A mineração complementou o ciclo extrativista na região. É sabida da riqueza mineral do terreno desde o século XVII, quando o garimpo prosperou e alavancou o crescimento de Grão Mogol. Nos últimos anos, vem caminhando a passos acelerados a implantação de um mineroduto para operar a logística de exportação do minério, extraído no distrito de Vale das Cancelas e transportados até Ilhéus, no litoral Sul da Bahia.

O empreendimento da Sul Americana de Metais (SAM), empresa do Grupo Votorantim, que também invade o território geraizeiro, já possui a outorga junto à Agência Nacional de Águas (ANA) para retirar água da represa de Irapé, construída em 2006 e que completa a trinca violadora de direitos do povo tradicional, além de causar profundo impacto ambiental no Cerrado. Apesar do grande potencial energético da usina, famílias à beira do lago ainda não têm acesso a energia elétrica, tampouco a Companhia Energética de Minas Gerais (Cemig) garantiu indenizações, sinalizando o descaso do governo estadual com os pequenos agricultores, em contraste com a agilidade para a regularização das atividades das grandes empresas.

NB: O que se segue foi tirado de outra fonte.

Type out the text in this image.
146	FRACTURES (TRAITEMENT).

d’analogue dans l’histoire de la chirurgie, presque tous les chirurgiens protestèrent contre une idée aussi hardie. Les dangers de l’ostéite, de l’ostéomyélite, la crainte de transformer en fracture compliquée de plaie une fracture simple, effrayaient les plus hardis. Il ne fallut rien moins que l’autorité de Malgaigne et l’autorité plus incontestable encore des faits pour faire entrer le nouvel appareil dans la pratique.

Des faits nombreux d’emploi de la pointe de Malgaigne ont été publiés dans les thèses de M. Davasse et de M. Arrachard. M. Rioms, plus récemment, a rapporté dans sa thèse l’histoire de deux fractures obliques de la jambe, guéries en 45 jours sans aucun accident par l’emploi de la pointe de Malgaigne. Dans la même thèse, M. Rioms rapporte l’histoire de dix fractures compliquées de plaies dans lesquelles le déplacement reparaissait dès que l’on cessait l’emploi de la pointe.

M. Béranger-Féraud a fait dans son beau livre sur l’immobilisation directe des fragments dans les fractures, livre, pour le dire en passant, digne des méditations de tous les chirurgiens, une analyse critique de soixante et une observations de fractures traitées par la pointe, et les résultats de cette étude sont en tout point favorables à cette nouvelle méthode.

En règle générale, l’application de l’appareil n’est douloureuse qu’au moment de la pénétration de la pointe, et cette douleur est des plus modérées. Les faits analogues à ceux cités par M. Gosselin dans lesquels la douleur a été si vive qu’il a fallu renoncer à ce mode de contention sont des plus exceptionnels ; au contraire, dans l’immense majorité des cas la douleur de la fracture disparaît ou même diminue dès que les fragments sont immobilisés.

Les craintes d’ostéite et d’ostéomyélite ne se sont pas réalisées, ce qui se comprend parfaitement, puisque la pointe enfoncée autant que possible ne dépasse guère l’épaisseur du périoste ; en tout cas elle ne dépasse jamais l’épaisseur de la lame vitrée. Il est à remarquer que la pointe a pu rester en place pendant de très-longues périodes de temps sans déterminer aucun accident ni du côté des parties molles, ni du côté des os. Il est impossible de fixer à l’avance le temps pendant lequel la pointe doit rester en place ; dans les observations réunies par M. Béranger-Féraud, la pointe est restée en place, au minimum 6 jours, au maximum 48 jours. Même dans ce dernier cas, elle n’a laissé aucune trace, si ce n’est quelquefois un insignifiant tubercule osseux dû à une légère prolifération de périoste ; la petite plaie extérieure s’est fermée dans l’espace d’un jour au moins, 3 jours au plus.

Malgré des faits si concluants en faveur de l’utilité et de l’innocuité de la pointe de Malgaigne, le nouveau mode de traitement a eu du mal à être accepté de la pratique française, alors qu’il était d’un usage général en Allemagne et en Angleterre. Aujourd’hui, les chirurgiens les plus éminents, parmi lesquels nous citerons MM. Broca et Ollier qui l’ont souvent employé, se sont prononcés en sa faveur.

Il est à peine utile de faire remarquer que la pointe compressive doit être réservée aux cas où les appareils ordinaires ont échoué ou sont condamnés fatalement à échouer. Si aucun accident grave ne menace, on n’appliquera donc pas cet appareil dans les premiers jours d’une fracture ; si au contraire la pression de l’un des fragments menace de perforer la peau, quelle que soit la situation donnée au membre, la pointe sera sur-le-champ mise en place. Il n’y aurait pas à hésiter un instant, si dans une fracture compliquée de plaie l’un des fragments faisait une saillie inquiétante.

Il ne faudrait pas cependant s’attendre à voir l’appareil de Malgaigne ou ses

MINISTÉRIO PÚBLICO E POLÍCIA FEDERAL ATENTOS

Apesar do poder econômico forte e do lobby praticado sobre autoridades por meio de financiamentos de campanhas, as empresas seguem na mira da Polícia Federal (PF) e do Ministério Público Federal (MPF), empenhados em montar o quebra cabeças da grilagem das terras devolutas no Norte de Minas.

A PF tem feito ações constantes com este objetivo. Operações investigaram fraudes na legalização de terras na região, processaram parlamentares, como o diretor da RIMA Industrial e Deputado Federal Bernardo Santana (PR), derrubaram o Secretário Extraordinário de Reforma Agrária Manoel Costa, extinguiram o Instituto de Terras do Estado de Minas Gerais (Iter) e prenderam seu ex-diretor, o ex-prefeito de Janaúba, Ivonei Abade.

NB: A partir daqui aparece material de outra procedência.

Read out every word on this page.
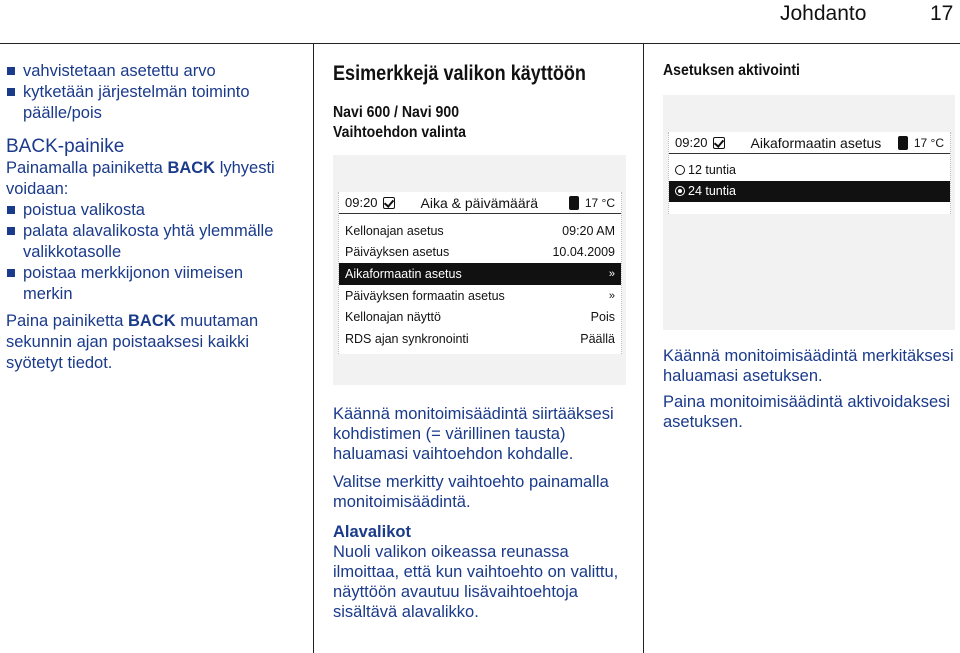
Johdanto	17
vahvistetaan asetettu arvo
kytketään järjestelmän toiminto päälle/pois
BACK-painike

Painamalla painiketta BACK lyhyesti voidaan:

poistua valikosta
palata alavalikosta yhtä ylemmälle valikkotasolle
poistaa merkkijonon viimeisen merkin

Paina painiketta BACK muutaman sekunnin ajan poistaaksesi kaikki syötetyt tiedot.

Esimerkkejä valikon käyttöön
Navi 600 / Navi 900
Vaihtoehdon valinta
09:20	Aika & päivämäärä	17 °C
Kellonajan asetus	09:20 AM
Päiväyksen asetus	10.04.2009
Aikaformaatin asetus	»
Päiväyksen formaatin asetus	»
Kellonajan näyttö	Pois
RDS ajan synkronointi	Päällä

Käännä monitoimisäädintä siirtääksesi kohdistimen (= värillinen tausta) haluamasi vaihtoehdon kohdalle.

Valitse merkitty vaihtoehto painamalla monitoimisäädintä.

Alavalikot

Nuoli valikon oikeassa reunassa ilmoittaa, että kun vaihtoehto on valittu, näyttöön avautuu lisävaihtoehtoja sisältävä alavalikko.

Asetuksen aktivointi
09:20	Aikaformaatin asetus	17 °C
12 tuntia
24 tuntia

Käännä monitoimisäädintä merkitäksesi haluamasi asetuksen.

Paina monitoimisäädintä aktivoidaksesi asetuksen.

O MPF vem acompanhando e tem ouvido denúncias, que envolvem desde títulos de terra irregulares até o uso de laranjas. No caso da SAM, por exemplo, acusada de fragmentar licenças ambientais para fugir de ação judicial, uma série de audiências públicas têm contribuído com as investigações.

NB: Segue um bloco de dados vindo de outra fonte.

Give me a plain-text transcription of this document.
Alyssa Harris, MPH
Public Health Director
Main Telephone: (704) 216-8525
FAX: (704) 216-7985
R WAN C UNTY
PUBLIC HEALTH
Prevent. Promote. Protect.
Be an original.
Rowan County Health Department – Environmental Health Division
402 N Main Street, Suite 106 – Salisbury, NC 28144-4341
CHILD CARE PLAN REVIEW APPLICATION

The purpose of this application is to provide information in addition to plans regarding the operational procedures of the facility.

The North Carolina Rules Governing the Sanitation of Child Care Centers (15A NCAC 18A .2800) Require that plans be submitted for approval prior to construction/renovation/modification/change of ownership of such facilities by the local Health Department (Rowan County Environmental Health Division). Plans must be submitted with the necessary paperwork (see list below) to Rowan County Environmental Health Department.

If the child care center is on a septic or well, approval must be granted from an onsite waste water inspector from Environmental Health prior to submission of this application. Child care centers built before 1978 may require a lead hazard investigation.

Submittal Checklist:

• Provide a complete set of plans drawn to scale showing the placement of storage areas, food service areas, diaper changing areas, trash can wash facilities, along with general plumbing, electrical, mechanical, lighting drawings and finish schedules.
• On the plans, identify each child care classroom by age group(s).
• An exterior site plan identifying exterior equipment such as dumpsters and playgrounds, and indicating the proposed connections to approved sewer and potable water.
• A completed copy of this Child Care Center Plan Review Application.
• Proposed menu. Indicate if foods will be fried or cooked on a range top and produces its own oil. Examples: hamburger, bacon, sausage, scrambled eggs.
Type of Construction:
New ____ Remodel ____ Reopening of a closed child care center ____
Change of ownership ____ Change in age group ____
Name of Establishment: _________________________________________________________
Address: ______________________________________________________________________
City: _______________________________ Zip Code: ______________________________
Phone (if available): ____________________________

MAB MOBILIZA RESISTÊNCIA DO POVO ATINGIDO

Atuante na região há 4 anos, o Movimento dos Atingidos por Barragens (MAB) se opõe a este modelo de desenvolvimento e faz trabalho de formiguinha – organiza grupos de base junto às famílias, fomenta associações e articula parcerias com sindicatos de trabalhadores rurais. Pauta sua luta casada a um movimento internacional por direitos humanos, vislumbrando a soberania e o controle popular do território, da água e da energia.

Sendo assim, o movimento cobra responsabilidades pelo conflito agrário e a legítima demarcação das terras geraizeiras. “O Estado Brasileiro deve reconhecer que tem uma dívida social por ter violado direitos no Norte de Minas”, argumenta Filipe Martins, Coordenador Estadual do MAB, atuante na região de Grão Mogol.

DIAS DE LUTAS GARANTEM VITÓRIAS POPULARES

No dia 17 de novembro, em parceria com Sindicato de Trabalhadores Rurais de Josenópolis, Comissão Pastoral da Terra, Sindieletro e Movimento dos Geraizeiros, o MAB articulou a 1a. Marcha Pela Paz no Campo.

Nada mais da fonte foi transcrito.